Gogia pointed out that many existing agreements operate under the assumption of purely human authorship, despite automation underpinning much contemporary work. This discrepancy leads to confusion when issues arise, as both parties then “scramble to decide who carries the blame — the consultant, the model, or the client reviewer who signed it off.” The evolving nature of work necessitates a re-evaluation of contractual terms to clearly define roles and responsibilities when AI is involved.

Tech leaders are now advised to proactively inquire about AI involvement in projects. Dai recommends seeking explicit details on validation steps, error-handling processes, human review protocols, source verification, and accountability for factual accuracy before accepting any deliverables. Higgins added further questions for consideration, such as identifying the specific generative AI tools used, their application within the deliverable, safeguards against hallucinations, human-in-the-loop validation processes, and methods for tracking content provenance.
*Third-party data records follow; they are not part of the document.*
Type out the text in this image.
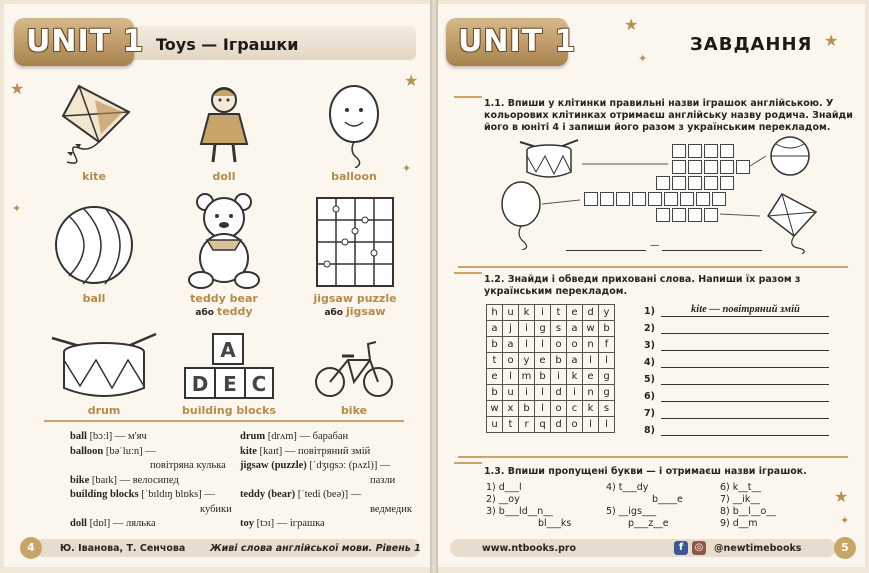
UNIT 1 Toys — Іграшки
★	★
✦
✦
kite	doll	balloon
ball	teddy bear
або teddy
jigsaw puzzle
або jigsaw
drum
A
D E C
building blocks	bike
ball [bɔːl] — м'яч
balloon [bəˈluːn] —
повітряна кулька
bike [baɪk] — велосипед
building blocks [ˈbɪldɪŋ blɒks] —
кубики
doll [dɒl] — лялька
drum [drʌm] — барабан
kite [kaɪt] — повітряний змій
jigsaw (puzzle) [ˈdʒɪɡsɔː (pʌzl)] —
пазли
teddy (bear) [ˈtedi (beə)] —
ведмедик
toy [tɔɪ] — іграшка
4	Ю. Іванова, Т. Сенчова	Живі слова англійської мови. Рівень 1
UNIT 1	ЗАВДАННЯ
★
★
✦
1.1. Впиши у клітинки правильні назви іграшок англійською. У кольорових клітинках отримаєш англійську назву родича. Знайди його в юніті 4 і запиши його разом з українським перекладом.
—
1.2. Знайди і обведи приховані слова. Напиши їх разом з українським перекладом.
h	u	k	i	t	e	d	y
a	j	i	g	s	a	w	b
b	a	l	l	o	o	n	f
t	o	y	e	b	a	l	l
e	l	m	b	i	k	e	g
b	u	i	l	d	i	n	g
w	x	b	l	o	c	k	s
u	t	r	q	d	o	l	l
1)	kite — повітряний змій
2)
3)
4)
5)
6)
7)
8)
1.3. Впиши пропущені букви — і отримаєш назви іграшок.
1) d___l
2) __oy
3) b___ld__n__
bl___ks
4) t___dy
b____e
5) __igs___
p___z__e
6) k__t__
7) __ik__
8) b__l__o__
9) d__m
★
✦
www.ntbooks.pro	f	◎ @newtimebooks	5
These questions are designed to foster greater transparency and accountability in AI-driven projects.

Establishing Comprehensive Governance Frameworks for AI

Beyond vendor management and contractual obligations, analysts emphasize the critical need for organizations to develop and implement comprehensive governance frameworks for artificial intelligence. AI should be viewed not merely as a productivity tool but as a systemic risk requiring formal policies and cross-functional oversight. This shift in perspective is crucial for mitigating potential reputational and compliance issues.
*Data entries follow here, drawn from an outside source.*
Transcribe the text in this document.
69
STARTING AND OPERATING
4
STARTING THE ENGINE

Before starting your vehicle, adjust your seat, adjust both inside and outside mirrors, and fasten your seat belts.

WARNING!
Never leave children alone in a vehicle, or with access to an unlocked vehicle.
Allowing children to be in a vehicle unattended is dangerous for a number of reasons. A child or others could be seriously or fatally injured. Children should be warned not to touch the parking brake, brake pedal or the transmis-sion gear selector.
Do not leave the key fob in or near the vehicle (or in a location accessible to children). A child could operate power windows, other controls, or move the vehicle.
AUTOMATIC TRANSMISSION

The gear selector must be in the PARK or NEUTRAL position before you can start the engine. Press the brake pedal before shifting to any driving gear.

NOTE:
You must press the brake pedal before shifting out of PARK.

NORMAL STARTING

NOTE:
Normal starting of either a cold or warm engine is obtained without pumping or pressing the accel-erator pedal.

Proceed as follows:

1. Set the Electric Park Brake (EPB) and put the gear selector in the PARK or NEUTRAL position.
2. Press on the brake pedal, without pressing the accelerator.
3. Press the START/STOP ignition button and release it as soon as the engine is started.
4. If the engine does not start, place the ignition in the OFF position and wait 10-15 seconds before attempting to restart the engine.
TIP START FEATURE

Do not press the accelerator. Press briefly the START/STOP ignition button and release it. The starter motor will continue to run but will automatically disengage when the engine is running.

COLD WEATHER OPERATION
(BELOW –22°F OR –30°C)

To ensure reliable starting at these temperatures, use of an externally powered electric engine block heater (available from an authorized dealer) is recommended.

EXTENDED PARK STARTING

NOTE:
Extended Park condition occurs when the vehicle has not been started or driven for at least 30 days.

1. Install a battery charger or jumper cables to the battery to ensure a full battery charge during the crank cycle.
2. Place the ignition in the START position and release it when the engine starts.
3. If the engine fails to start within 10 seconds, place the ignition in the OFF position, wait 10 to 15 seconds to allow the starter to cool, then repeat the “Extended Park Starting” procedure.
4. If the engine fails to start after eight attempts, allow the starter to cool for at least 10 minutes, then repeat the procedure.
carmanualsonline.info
Dai advises CIOs and procurement teams to incorporate specific clauses into contracts. These clauses should mandate AI disclosure, establish clear quality assurance standards, define liability for AI-related errors, and grant audit rights. Furthermore, organizations should strive for alignment with established frameworks like the NIST AI Risk Management Framework or ISO/IEC 42001 for robust risk management. Such frameworks provide a structured approach to identifying, assessing, and mitigating AI risks.

Higgins also advocates for provisions that require upfront disclosure of AI usage, mandate human review at critical junctures, clearly define liability for any AI-induced errors, and include audit rights to ensure compliance. These measures collectively build a more resilient and responsible approach to AI integration. Treating AI as a systemic risk necessitates a proactive and structured governance strategy.

Gogia envisions an emerging model where joint review boards, composed of both client and vendor representatives, collaboratively examine AI-produced content before its official endorsement. He suggests that “that is what maturity looks like — not the absence of AI, but the presence of evidence.” This collaborative governance approach fosters transparency and ensures that AI-generated content meets predefined quality standards. Ultimately, governance in the AI age will thrive on cooperation and shared understanding, rather than confrontation over responsibility.